It Comes In Waves

Bleu

Independent release, 2015

http://www.facebook.com/whoisbleu

REVIEW BY: Vish Iyer

ORIGINALLY PUBLISHED: 04/01/2017

Bleu is the one-man band of St. John’s, Newfoundland (Canada)-based Marcus McLaughlin. On this debut album, McLaughlin creates an interesting mix of surf pop and dream pop which is both laid back and has the immediacy of punk rock music at the same time.

Professional production and mixing aren’t in the picture on this album, and McLaughlin sticks with the basics for creating music: guitars, bass, and drums in their most stripped-down forms. According to McLaughlin, my_heart_sings_the_harmony_web_ad_alt_250 It Comes In Waves was recorded in his bedroom with Audacity and two microphones; a fact that is rather evident in this album’s dingy and rough sound, which plays a part in giving it its own unique sensibility.

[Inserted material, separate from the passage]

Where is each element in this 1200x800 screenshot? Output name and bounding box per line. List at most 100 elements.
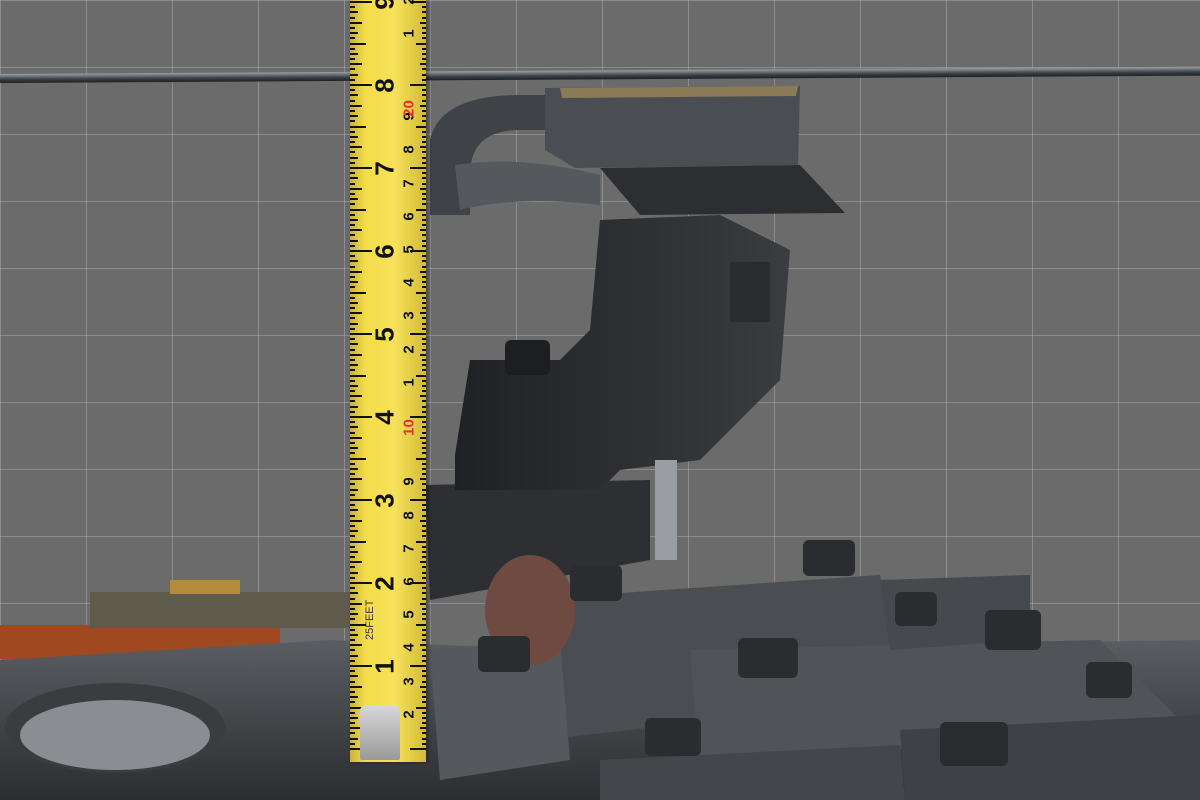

Setting the above-mentioned quirk in the album’s overall sound aside, the music itself is quite original, as McLaughlin doesn’t fall into the trap of sounding like just another derivative dream pop act. The song “Delusional” and the instrumental “Float,” with their languid guitars, give a sort of neat, beachy Hawaiian spin to dream pop music. On tracks like “Tourist” and “Stars,” McLaughlin does a refreshing take on edgy and nimble post-punk guitar work – reminiscent of music on The Cure’s Three Imaginary Boys – turning its anarchist sound into something that is warm and breezy.

These days, when music that is “dreamy” is more often than not overly layered, it is cool to listen to music of this kind that is so unpolished. For instance, the lack of a sanitized sound on the highlights “Killing Time,” “Compost Composer,” and “Afterglow,” which are the most dreamy and melodious on the album, is actually kind of refreshing.

While it is easy even for mediocre bands to resort to adding reverb fluff in order to make their hollow music sound half-decent, McLaughlin leaves his music completely bare, warts and all. McLaughlin’s voice sounds like it is a victim of a bad microphone in a room with terrible acoustics. Heck, even the dinginess of the room this album was recorded in is palpable in the music. Yet, for all its ugliness, It Comes In Waves is fascinating and wonderful.